What's more, we understand that Bijan Ghaisar's family, through counsel, has requested that the Civil Rights Division revisit its decision declining to prosecute the officers who shot and killed him. We further understand that the Department is now in possession of sworn deposition testimony taken from briefs submitted in a civil action, which includes testimony from a senior U.S. Park Police officer and a Fairfax County Police officer that may cast new light on the events of that tragic evening.

We want to be clear that we do not seek to pressure you to arrive at a decision that the evidence does not support. Rather, we simply seek an impartial review of the facts, including the newly adduced evidence from the civil proceeding. This case was only dismissed at the district level because of Supremacy Clause immunity, an issue that does not apply if the case is brought by the federal government. Supremacy Clause immunity would also not apply in other cases involving state, not federal, officers, which makes this case unique and not a pathway to reopen every case the DOJ may have declined to consider under prior administrations.
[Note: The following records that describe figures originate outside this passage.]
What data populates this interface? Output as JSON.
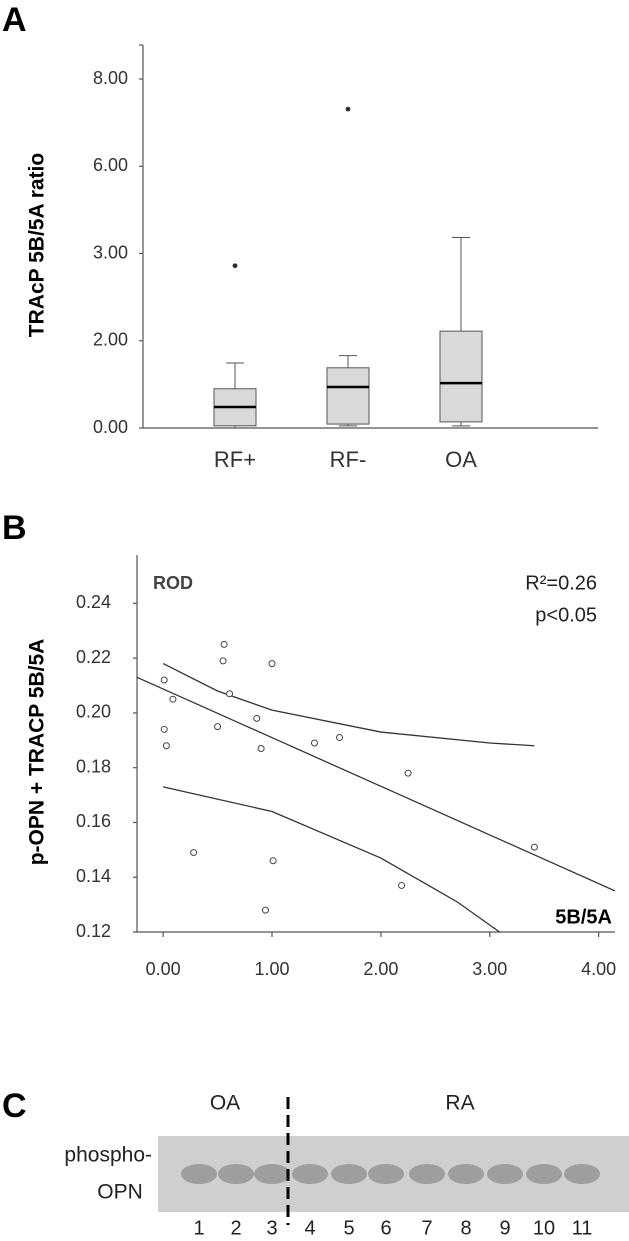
{
  "panel_labels": [
    "A",
    "B",
    "C"
  ],
  "chart_data": [
    {
      "type": "box",
      "y_label": "TRAcP 5B/5A ratio",
      "categories": [
        "RF+",
        "RF-",
        "OA"
      ],
      "boxes": [
        {
          "whislo": 0,
          "q1": 0.05,
          "med": 0.48,
          "q3": 0.9,
          "whishi": 1.49,
          "fliers": [
            2.86
          ]
        },
        {
          "whislo": 0.05,
          "q1": 0.09,
          "med": 0.94,
          "q3": 1.38,
          "whishi": 1.66,
          "fliers": [
            7.31
          ]
        },
        {
          "whislo": 0.05,
          "q1": 0.14,
          "med": 1.03,
          "q3": 2.11,
          "whishi": 3.55,
          "fliers": []
        }
      ],
      "color": "#d9d9d9",
      "yscale": "piecewise",
      "ylim": [
        0,
        8.78
      ],
      "yticks": [
        {
          "value": 0,
          "label": "0.00"
        },
        {
          "value": 2,
          "label": "2.00"
        },
        {
          "value": 3,
          "label": "3.00"
        },
        {
          "value": 6,
          "label": "6.00"
        },
        {
          "value": 8,
          "label": "8.00"
        }
      ]
    },
    {
      "type": "scatter",
      "y_label": "p-OPN + TRACP 5B/5A",
      "annotations": [
        "ROD",
        "R²=0.26",
        "p<0.05",
        "5B/5A"
      ],
      "x": [
        0.01,
        0.09,
        0.01,
        0.03,
        0.28,
        0.56,
        0.55,
        0.61,
        0.5,
        0.86,
        0.9,
        1.0,
        1.01,
        0.94,
        1.39,
        1.62,
        2.25,
        2.19,
        3.41
      ],
      "values": [
        0.212,
        0.205,
        0.194,
        0.188,
        0.149,
        0.225,
        0.219,
        0.207,
        0.195,
        0.198,
        0.187,
        0.218,
        0.146,
        0.128,
        0.189,
        0.191,
        0.178,
        0.137,
        0.151
      ],
      "lines": [
        {
          "x": [
            -0.24,
            4.15
          ],
          "values": [
            0.213,
            0.135
          ]
        },
        {
          "x": [
            0,
            0.5,
            1,
            2,
            3,
            3.41
          ],
          "values": [
            0.218,
            0.208,
            0.201,
            0.193,
            0.189,
            0.188
          ]
        },
        {
          "x": [
            0,
            1,
            2,
            2.7,
            3.09
          ],
          "values": [
            0.173,
            0.164,
            0.147,
            0.131,
            0.12
          ]
        }
      ],
      "xlim": [
        -0.24,
        4.15
      ],
      "ylim": [
        0.12,
        0.254
      ],
      "xticks": [
        {
          "value": 0,
          "label": "0.00"
        },
        {
          "value": 1,
          "label": "1.00"
        },
        {
          "value": 2,
          "label": "2.00"
        },
        {
          "value": 3,
          "label": "3.00"
        },
        {
          "value": 4,
          "label": "4.00"
        }
      ],
      "yticks": [
        {
          "value": 0.12,
          "label": "0.12"
        },
        {
          "value": 0.14,
          "label": "0.14"
        },
        {
          "value": 0.16,
          "label": "0.16"
        },
        {
          "value": 0.18,
          "label": "0.18"
        },
        {
          "value": 0.2,
          "label": "0.20"
        },
        {
          "value": 0.22,
          "label": "0.22"
        },
        {
          "value": 0.24,
          "label": "0.24"
        }
      ]
    }
  ],
  "blot": {
    "groups": [
      "OA",
      "RA"
    ],
    "row_label": [
      "phospho-",
      "OPN"
    ],
    "lanes": [
      "1",
      "2",
      "3",
      "4",
      "5",
      "6",
      "7",
      "8",
      "9",
      "10",
      "11"
    ]
  }
}
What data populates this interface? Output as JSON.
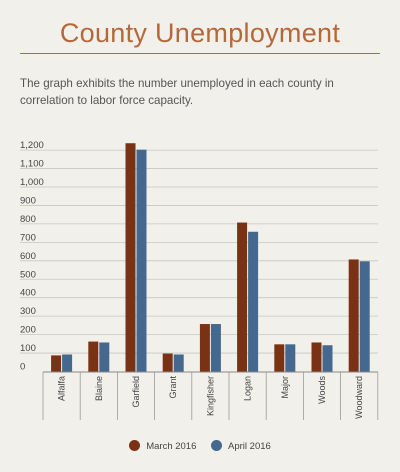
{
  "header": {
    "title": "County Unemployment",
    "subtitle": "The graph exhibits the number unemployed in each county in correlation to labor force capacity."
  },
  "colors": {
    "march": "#7a3214",
    "april": "#44688e",
    "grid": "#c9c6c0",
    "title": "#b5683a"
  },
  "chart_data": {
    "type": "bar",
    "title": "County Unemployment",
    "categories": [
      "Alfalfa",
      "Blaine",
      "Garfield",
      "Grant",
      "Kingfisher",
      "Logan",
      "Major",
      "Woods",
      "Woodward"
    ],
    "series": [
      {
        "name": "March 2016",
        "values": [
          90,
          165,
          1240,
          100,
          260,
          810,
          150,
          160,
          610
        ]
      },
      {
        "name": "April 2016",
        "values": [
          95,
          160,
          1205,
          95,
          260,
          760,
          150,
          145,
          600
        ]
      }
    ],
    "yticks": [
      "0",
      "100",
      "200",
      "300",
      "400",
      "500",
      "600",
      "700",
      "800",
      "900",
      "1,000",
      "1,100",
      "1,200"
    ],
    "ylim": [
      0,
      1250
    ],
    "xlabel": "",
    "ylabel": "",
    "grid": true,
    "legend_position": "bottom"
  }
}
The decision to escalate to deadly force must be explained -- it is unconscionable to think such a low-level offense could justify being shot to death by police. Bijan's family, and the public, are entitled to due process and an explanation of why their son is dead that reflects full scrutiny of this situation at all levels of the justice system. We hope you will use all resources and personnel at your disposal to give this case a fair, honest look and decide what the proper form of justice for this tragedy should be.

Thank you for your consideration. We look forward to your response.